Deniz’in sözleri, Kürtlerin ve Türklerin birliği konusunda iki yaklaşımın ayrımını gösterdiği için önemli. İki seçenek var: Kürtler ve Türkler ya bağımsızlık mücadelesinde, tüm sorunların ana kaynağı olan sermaye düzenine karşı, bölgede emperyalizme direnen halkların yanında emperyalizme karşı birlik olacaklar. Ya da Özal’ın, Erdoğan’ın hayalini kurduğu Kürt ve Türk emekçileri sömüren, gençleri Ortadoğu’da başka halkların üzerine ölüme gönderen, güçlü ve büyük ama gücü sadece yerli ve yabancı sermayeye hizmet eden bir zeminde yan yana gelecekler. Biz ilkinden yanayız. Bugünün güç dengelerinde pek lafı edilmese de mümkün ve gerçekçi olan o. Gerçek ve kalıcı bir barışı sağlayacak olan da… İkincisi ise mümkün değil, kalıcı da değil. Getireceği iddia edilen “barış” da barış değil.

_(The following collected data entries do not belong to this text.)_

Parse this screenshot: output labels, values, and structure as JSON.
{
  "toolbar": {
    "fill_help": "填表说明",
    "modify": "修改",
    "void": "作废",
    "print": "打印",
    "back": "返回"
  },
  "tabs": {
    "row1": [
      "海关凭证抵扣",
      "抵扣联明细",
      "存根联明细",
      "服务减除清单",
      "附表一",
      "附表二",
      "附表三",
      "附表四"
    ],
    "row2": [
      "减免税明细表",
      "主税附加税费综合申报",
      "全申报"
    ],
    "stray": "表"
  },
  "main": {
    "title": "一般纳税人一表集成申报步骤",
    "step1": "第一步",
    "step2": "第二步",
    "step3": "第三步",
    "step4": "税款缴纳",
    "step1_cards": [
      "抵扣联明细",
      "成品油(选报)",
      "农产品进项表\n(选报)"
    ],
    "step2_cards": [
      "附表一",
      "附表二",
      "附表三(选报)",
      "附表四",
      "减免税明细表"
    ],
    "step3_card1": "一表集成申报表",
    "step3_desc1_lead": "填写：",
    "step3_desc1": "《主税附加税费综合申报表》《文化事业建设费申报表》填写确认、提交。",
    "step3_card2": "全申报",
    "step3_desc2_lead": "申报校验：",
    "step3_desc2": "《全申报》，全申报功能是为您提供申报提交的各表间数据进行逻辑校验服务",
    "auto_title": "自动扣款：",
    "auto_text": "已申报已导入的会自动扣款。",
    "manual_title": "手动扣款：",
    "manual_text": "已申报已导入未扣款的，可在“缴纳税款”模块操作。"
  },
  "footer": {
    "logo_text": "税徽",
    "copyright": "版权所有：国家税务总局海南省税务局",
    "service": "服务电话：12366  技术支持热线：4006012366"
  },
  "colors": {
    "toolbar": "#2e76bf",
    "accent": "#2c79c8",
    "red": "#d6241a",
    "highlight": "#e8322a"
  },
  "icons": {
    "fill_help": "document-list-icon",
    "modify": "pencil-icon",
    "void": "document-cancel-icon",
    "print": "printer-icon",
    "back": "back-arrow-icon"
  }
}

Fikirlerin tartışılmasının, metinlerin ne söylediğinin ifade edilmesinin ve eleştirilmesinin zor olduğu bir dönemdeyiz. Yazıya girerken sözettiğimiz mahcubiyet ve bir fikri anlatırken kırk takla attıran diplomatik dilin sola yerleşmesinin bunda büyük bir etkisi var. Bu nedenlerle de fikirlerini açıkça ifade eden, siyasetini savunmak için icazete ihtiyaç duymayan bir devrimci çizginin kuvvetlenmesine ihtiyaç var.
Bu ülkenin bütün emekçilerini birleştirecek olan bugün bize dayatılan, hayatımızı çalan gerici zemin değil. Birliğin temeli ancak ve ancak emperyalizme, tüm gerici unsurlara ve sermaye düzenine karşı mücadele olabilir. Eksen budur. Halk bir şey anlamasın diye üzerimize boca edilen teknik ve hukuki başlıklar, bu eksen başat hale gelmedikçe hiçbir anlam ifade etmeyecektir.